“Todos num mesmo barco, remando na mesma direção, contra um mesmo inimigo”. É assim que o médico José Luiz Egydio Setúbal vê o mundo e o Brasil, quase dois meses após a decretação da pandemia da Covid-19. Essa união de esforços de pessoas, empresas, governos e instituições, na visão do presidente do Hospital Sabará e vice-presidente do Instituto Pensi, deve resultar num aumento permanente da filantropia no país.

“Acredito que depois deste episódio o mundo será mais solidário. No Brasil, nunca se doou tanto como nestes dias. Empresas, bancos, pessoas, todos querem doar”, afirma Setúbal. Acionista do Itaú Unibanco, ele já doou R$ 1 milhão por meio da fundação que leva seu nome, enquanto a instituição de sua família fez o maior repasse de recursos para apoiar o enfrentamento da pandemia no país até o momento: R$ 1 bilhão.

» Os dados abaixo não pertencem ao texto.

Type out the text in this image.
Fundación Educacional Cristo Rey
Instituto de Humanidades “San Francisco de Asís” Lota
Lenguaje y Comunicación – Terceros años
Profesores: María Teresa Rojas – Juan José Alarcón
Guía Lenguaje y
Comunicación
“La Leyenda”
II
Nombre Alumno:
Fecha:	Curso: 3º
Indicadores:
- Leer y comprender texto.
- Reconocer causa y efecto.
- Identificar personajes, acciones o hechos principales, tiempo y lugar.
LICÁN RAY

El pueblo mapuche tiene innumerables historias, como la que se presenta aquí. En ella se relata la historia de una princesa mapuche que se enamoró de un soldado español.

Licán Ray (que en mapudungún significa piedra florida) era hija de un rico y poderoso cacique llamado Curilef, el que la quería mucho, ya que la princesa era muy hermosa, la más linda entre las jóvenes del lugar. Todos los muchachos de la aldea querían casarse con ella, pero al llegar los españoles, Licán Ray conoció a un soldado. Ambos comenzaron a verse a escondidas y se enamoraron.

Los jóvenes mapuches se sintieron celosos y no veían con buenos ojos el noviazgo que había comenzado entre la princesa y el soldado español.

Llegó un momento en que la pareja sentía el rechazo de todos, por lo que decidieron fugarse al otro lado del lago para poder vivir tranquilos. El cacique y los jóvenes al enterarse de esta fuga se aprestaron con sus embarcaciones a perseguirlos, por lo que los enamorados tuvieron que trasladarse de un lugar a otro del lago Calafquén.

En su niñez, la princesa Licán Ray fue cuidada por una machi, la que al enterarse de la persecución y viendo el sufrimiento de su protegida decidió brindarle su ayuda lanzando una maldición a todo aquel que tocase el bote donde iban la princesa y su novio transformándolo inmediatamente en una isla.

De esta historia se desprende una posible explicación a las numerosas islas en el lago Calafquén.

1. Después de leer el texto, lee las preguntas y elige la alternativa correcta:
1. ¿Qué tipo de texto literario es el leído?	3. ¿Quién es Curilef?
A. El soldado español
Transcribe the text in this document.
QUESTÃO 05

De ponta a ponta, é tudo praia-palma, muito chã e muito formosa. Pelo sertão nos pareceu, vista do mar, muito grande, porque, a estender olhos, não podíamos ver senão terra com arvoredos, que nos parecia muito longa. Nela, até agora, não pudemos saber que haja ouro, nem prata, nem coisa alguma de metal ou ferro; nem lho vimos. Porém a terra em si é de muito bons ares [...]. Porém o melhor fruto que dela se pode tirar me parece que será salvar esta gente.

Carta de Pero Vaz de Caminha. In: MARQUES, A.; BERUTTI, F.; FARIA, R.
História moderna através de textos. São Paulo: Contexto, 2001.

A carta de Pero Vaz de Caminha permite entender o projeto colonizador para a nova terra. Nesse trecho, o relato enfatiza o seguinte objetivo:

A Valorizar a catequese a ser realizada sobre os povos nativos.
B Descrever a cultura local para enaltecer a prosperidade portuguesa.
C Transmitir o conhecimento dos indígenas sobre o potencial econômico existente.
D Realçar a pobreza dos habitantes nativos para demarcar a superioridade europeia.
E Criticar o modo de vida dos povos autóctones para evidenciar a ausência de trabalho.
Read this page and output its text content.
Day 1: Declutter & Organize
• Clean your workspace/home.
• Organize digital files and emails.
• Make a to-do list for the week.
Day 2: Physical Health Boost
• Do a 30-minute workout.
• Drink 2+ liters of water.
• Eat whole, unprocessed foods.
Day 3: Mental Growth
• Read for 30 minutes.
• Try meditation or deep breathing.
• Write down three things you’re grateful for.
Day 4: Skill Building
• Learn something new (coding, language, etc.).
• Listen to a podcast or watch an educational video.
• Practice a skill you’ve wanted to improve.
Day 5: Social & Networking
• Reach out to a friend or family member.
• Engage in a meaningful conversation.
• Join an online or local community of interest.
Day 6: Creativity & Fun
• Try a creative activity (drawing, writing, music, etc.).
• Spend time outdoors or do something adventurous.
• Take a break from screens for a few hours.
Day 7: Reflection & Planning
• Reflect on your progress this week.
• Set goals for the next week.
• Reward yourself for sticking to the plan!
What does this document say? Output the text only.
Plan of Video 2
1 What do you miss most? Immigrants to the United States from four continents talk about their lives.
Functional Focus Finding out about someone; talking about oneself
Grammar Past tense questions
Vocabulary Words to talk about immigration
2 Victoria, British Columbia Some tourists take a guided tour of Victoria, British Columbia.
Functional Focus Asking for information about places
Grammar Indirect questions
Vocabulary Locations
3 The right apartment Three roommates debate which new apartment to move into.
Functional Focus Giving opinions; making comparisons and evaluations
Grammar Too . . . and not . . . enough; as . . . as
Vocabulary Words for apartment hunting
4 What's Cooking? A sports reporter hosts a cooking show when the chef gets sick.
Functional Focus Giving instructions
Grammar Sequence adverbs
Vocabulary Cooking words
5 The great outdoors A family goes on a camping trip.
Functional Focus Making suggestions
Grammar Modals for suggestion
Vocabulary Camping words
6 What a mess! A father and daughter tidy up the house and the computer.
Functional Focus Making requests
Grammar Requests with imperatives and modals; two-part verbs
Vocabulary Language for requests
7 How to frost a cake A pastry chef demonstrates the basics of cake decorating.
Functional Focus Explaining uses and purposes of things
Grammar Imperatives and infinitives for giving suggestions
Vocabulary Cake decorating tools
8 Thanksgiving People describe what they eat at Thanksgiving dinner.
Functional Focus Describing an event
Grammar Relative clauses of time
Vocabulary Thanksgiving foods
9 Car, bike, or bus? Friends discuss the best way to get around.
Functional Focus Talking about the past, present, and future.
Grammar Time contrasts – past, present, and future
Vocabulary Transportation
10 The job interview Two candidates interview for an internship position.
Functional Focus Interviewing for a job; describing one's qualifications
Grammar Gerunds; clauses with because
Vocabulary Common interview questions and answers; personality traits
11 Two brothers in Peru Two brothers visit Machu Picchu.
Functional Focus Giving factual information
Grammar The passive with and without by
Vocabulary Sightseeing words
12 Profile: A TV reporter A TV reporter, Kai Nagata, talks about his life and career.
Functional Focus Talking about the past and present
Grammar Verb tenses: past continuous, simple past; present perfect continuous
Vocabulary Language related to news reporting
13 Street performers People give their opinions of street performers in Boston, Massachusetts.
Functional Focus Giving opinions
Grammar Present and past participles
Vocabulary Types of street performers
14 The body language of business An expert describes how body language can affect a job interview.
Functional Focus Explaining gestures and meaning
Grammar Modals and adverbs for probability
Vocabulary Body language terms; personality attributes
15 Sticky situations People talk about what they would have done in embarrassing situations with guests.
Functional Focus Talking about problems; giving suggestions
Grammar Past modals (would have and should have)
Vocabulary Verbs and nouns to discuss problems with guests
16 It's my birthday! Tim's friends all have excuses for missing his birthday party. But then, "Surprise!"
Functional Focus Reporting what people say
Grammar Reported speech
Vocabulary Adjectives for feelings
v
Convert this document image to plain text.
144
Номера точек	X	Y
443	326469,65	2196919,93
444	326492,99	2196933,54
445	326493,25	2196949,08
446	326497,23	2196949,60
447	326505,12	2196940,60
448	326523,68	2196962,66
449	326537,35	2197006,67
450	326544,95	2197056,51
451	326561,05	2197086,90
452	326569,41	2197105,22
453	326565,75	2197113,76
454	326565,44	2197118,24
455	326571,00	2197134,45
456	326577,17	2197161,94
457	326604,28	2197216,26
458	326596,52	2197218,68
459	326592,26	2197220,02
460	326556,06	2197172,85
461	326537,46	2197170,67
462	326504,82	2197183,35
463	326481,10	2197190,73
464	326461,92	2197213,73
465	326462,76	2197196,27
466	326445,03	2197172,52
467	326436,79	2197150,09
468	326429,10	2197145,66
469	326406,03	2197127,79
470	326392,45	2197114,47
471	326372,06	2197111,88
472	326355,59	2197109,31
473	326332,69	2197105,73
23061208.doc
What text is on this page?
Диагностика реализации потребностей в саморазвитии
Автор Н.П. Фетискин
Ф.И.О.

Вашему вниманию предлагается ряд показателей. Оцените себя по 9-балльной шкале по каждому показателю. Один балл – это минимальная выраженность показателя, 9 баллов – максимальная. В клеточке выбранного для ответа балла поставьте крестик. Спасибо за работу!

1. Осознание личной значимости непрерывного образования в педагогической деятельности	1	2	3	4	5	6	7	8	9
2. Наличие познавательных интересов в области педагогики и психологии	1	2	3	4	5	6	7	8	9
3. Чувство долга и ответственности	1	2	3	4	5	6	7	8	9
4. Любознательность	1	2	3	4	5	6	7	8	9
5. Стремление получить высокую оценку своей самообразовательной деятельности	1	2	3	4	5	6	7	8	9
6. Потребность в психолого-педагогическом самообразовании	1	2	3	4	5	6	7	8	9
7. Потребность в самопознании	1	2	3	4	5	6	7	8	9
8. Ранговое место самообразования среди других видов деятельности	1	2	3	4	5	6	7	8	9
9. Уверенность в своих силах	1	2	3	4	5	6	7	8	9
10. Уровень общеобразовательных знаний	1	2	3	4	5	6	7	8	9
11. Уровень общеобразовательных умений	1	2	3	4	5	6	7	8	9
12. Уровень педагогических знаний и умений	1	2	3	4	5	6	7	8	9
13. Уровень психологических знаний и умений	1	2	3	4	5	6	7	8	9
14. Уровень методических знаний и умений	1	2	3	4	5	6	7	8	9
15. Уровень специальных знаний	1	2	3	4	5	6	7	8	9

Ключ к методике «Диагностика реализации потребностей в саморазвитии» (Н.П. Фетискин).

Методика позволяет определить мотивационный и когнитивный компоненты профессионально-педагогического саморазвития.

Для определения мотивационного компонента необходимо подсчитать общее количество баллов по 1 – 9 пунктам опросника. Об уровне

Para o pediatra, a resposta do setor de saúde no Brasil no combate ao surto, com a articulação entre os sistemas público e suplementar, tem sido surpreendentemente positiva. “A saúde pública brasileira é muito boa, é reconhecida por seus epidemiologistas e pela sua saúde comunitária. O SUS faz milagres com as verbas que recebe e acho que mesmo com a estrutura que temos, iremos enfrentar bem esta crise sanitária. Penso que o SUS sairá fortalecido”, prevê.

 

Confira a íntegra da entrevista:

 

O Brasil e o mundo estão passando por uma crise sanitária sem precedentes, com reflexos inéditos no modo de vida das pessoas e na economia. Como avalia que está sendo a resposta da sociedade até o momento? No que ainda precisamos avançar?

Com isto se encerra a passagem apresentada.